For its part, the sheriff ’s office has released only one formal statement since the McCurtain Gazette-News broke the story. The sheriff ’s office didn’t address the remarks, but claimed the recording was illegally obtained.

On Friday, the governor, who has called for Clardy and others said to be involved in the taped conversati­on to resign, released a letter that he sent to state Attorney General Gentner Drummond, asking him to investigat­e possibly removing Clardy from office for willful misconduct.

A spokespers­on for Drummond said investigat­ors are already looking into the case.

While many county residents say the remarks are a throwback to a bygone era, they still worry about the negative repercussi­ons the incident will have on the community’s reputation.

“We have concerns. We do. Anyone in their right mind would,” said Tommy “Blue” McDaniel, who owns and operates the county’s first legal distillery, Hochatown Distilling, in the heart of the county’s tourism region. “But that stuff down there is a few individual­s. It’s not what McCurtain County is, and it’s definitely not what Hochatown is.”

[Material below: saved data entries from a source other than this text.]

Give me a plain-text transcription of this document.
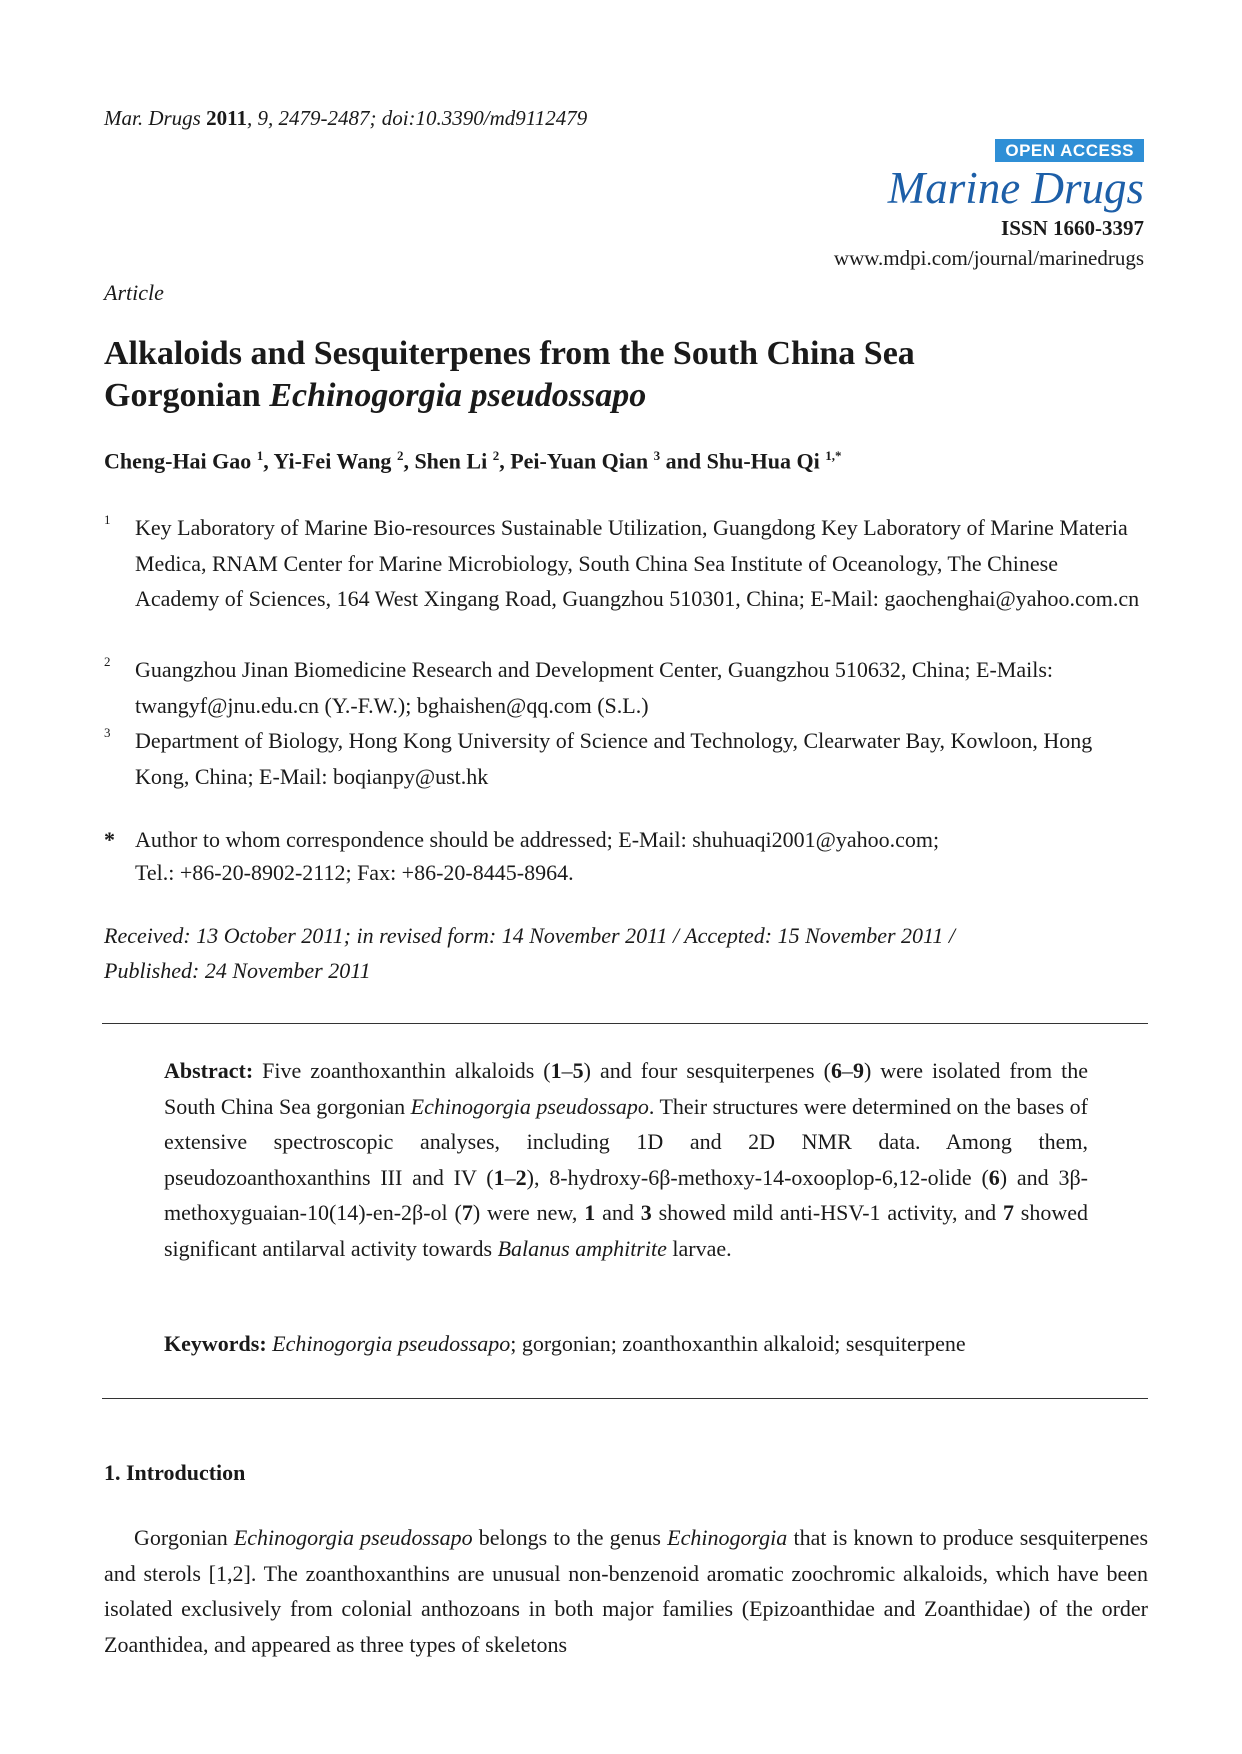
Mar. Drugs 2011, 9, 2479-2487; doi:10.3390/md9112479
OPEN ACCESS
Marine Drugs
ISSN 1660-3397
www.mdpi.com/journal/marinedrugs
Article
Alkaloids and Sesquiterpenes from the South China Sea
Gorgonian Echinogorgia pseudossapo
Cheng-Hai Gao $^1$, Yi-Fei Wang $^2$, Shen Li $^2$, Pei-Yuan Qian $^3$ and Shu-Hua Qi $^{1,*}$
1 Key Laboratory of Marine Bio-resources Sustainable Utilization, Guangdong Key Laboratory of Marine Materia Medica, RNAM Center for Marine Microbiology, South China Sea Institute of Oceanology, The Chinese Academy of Sciences, 164 West Xingang Road, Guangzhou 510301, China; E-Mail: gaochenghai@yahoo.com.cn
2 Guangzhou Jinan Biomedicine Research and Development Center, Guangzhou 510632, China; E-Mails: twangyf@jnu.edu.cn (Y.-F.W.); bghaishen@qq.com (S.L.)
3 Department of Biology, Hong Kong University of Science and Technology, Clearwater Bay, Kowloon, Hong Kong, China; E-Mail: boqianpy@ust.hk
* Author to whom correspondence should be addressed; E-Mail: shuhuaqi2001@yahoo.com;
Tel.: +86-20-8902-2112; Fax: +86-20-8445-8964.
Received: 13 October 2011; in revised form: 14 November 2011 / Accepted: 15 November 2011 /
Published: 24 November 2011

Abstract: Five zoanthoxanthin alkaloids (1–5) and four sesquiterpenes (6–9) were isolated from the South China Sea gorgonian Echinogorgia pseudossapo. Their structures were determined on the bases of extensive spectroscopic analyses, including 1D and 2D NMR data. Among them, pseudozoanthoxanthins III and IV (1–2), 8-hydroxy-6β-methoxy-14-oxooplop-6,12-olide (6) and 3β-methoxyguaian-10(14)-en-2β-ol (7) were new, 1 and 3 showed mild anti-HSV-1 activity, and 7 showed significant antilarval activity towards Balanus amphitrite larvae.

Keywords: Echinogorgia pseudossapo; gorgonian; zoanthoxanthin alkaloid; sesquiterpene

1. Introduction

Gorgonian Echinogorgia pseudossapo belongs to the genus Echinogorgia that is known to produce sesquiterpenes and sterols [1,2]. The zoanthoxanthins are unusual non-benzenoid aromatic zoochromic alkaloids, which have been isolated exclusively from colonial anthozoans in both major families (Epizoanthidae and Zoanthidae) of the order Zoanthidea, and appeared as three types of skeletons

McDaniel’s assessment was echoed by many in the county. With a population of about 31,000 and bordering both Arkansas and Texas, the county is a part of the state known as “Little Dixie” because of the influence in the area from white Southerner­s who migrated there after the Civil War. Although about 60 percent of the county is white, there are significan­t numbers of Native American (18 percent), Black (8 percent), and Hispanic (7 percent) people.

The Choctaw Nation’s historic reservatio­n encompasse­s the entire county and most of southern Oklahoma, and the tribe has broken ground on a $165 million, 200,000-square-foot resort hotel and casino near the lake and Beavers Bend State Park that is scheduled to open this year.

It’s projects like these and the growing tourism industry that residents such as McDaniel, the distillery operator, hope McCurtain County will come to be known for.

“I see a bright future,” McDaniel said.